Qual è il ruolo dei militari in Egitto? Più coinvolti nella vita politica egiziana di quanto non lo fossero prima?
Il Consiglio Supremo di Difesa, guidato dal ministro della Difesa, il maresciallo Mohammed Tantawi, che emana i famosi comunicati, non ha una rappresentanza costituzionale. È una situazione molto ambigua e ancora molto confusa.
È un colpo di stato virtuale come ha detto Robert Fisk sull'Indipendent?
No, non è un colpo di stato virtuale ma la minaccia al controllo dei militari sul sistema politico egiziano può considerarsi ormai passata.
I Fratelli musulmani, la maggior forza di opposizione del paese, sono un pericolo per l'Occidente?
No, non penso. I Fratelli musulmani hanno una rappresentanza del 15% nella società egiziana, che è una quota enorme in una situazione dopo 30 anni di leggi speciali. Il loro limite è che fanno politica in modo vecchio stile.

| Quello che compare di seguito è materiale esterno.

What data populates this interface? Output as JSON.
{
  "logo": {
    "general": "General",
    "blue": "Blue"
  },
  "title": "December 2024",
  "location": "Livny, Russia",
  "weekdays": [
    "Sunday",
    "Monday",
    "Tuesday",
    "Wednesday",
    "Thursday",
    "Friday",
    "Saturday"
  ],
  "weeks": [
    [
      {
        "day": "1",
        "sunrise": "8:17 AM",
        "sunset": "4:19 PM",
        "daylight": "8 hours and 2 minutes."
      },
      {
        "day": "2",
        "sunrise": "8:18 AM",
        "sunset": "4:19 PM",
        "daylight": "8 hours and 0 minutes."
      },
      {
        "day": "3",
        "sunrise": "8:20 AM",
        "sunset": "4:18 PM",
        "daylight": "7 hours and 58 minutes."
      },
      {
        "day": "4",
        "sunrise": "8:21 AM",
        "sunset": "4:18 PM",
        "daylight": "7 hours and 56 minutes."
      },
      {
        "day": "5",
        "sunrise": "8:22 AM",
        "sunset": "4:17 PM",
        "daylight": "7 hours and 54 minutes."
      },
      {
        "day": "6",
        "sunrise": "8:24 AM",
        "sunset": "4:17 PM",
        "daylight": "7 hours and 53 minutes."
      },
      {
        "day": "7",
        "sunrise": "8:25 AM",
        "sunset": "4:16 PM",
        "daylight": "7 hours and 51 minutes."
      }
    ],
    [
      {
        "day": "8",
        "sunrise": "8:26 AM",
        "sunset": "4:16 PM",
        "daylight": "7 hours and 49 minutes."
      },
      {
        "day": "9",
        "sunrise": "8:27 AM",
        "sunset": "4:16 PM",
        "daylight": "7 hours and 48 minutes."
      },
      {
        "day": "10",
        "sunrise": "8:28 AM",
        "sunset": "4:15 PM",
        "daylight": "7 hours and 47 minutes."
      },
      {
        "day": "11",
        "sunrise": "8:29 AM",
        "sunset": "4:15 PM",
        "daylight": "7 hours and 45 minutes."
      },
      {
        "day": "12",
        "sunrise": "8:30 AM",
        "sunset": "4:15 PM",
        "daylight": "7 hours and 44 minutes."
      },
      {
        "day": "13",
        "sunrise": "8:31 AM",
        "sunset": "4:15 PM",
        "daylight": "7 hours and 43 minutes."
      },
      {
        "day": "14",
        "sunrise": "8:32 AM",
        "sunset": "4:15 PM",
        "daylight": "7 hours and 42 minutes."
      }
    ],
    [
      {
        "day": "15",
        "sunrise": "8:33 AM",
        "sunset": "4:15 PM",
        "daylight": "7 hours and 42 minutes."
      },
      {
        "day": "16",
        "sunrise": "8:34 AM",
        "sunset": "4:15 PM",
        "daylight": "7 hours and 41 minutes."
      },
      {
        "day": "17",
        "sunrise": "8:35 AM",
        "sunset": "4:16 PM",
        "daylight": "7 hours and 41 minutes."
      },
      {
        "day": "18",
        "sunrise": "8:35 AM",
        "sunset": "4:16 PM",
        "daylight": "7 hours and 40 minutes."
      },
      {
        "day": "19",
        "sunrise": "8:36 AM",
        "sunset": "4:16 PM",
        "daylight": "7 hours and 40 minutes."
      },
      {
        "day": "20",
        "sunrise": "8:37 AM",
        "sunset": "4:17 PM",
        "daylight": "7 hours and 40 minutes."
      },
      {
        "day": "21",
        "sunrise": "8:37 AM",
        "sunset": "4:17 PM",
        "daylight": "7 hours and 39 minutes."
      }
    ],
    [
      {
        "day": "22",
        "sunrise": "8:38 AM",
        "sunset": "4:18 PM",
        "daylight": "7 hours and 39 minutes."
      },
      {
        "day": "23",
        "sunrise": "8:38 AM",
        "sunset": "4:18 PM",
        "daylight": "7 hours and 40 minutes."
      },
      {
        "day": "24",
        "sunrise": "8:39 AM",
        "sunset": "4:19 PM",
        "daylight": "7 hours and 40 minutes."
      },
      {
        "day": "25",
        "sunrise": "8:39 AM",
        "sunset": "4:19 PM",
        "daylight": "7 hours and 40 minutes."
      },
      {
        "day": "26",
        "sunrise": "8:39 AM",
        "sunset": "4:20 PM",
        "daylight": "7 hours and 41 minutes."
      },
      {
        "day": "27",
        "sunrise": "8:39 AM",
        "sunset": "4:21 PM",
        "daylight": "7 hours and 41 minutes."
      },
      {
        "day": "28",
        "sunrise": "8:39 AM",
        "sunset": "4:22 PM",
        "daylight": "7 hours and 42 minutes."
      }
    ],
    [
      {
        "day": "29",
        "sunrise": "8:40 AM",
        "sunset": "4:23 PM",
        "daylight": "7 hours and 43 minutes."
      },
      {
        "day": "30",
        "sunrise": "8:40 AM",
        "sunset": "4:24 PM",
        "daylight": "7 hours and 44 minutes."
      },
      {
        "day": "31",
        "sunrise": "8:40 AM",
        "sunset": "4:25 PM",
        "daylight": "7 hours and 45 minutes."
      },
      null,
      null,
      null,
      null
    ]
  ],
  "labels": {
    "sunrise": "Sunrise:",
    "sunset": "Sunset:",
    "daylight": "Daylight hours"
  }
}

Chi potrebbe essere dunque un nuovo leader? Wael Ghonim?
No, Wael Ghonim, dirigente della divisione Marketing di Google non ha chance. Anche Mohamed El Baradei ex direttore all'Aiea, l'agenzia internazionale per l'energia atomica, potrebbe ottenere al massimo il 3% dei voti alle elezioni presidenziali poiché non ha legami radicati con la società egiziana. Dunque resta Amr Moussa che potrebbe rappresentare il primo passo verso una transizione più democratica. Il sistema politico egiziano è troppo concentrato sul presidenzialismo che ha troppi poteri, più di quello francese. Invece dovrebbe evolvere in un sistema parlamentare con un primo ministro responsabile davanti alle Camere.
Come si è comportata l'amministrazione Obama sulla crisi egiziana?
L'amministrazione Obama è stata chiaramente divisa sulla vicenda con il segretario di Stato Hillary Clinton più prudente rispetto alle uscite intempestive della Casa Bianca. Hanno dato in generale l'impressione di non aver mai controllato pienamente la situazione.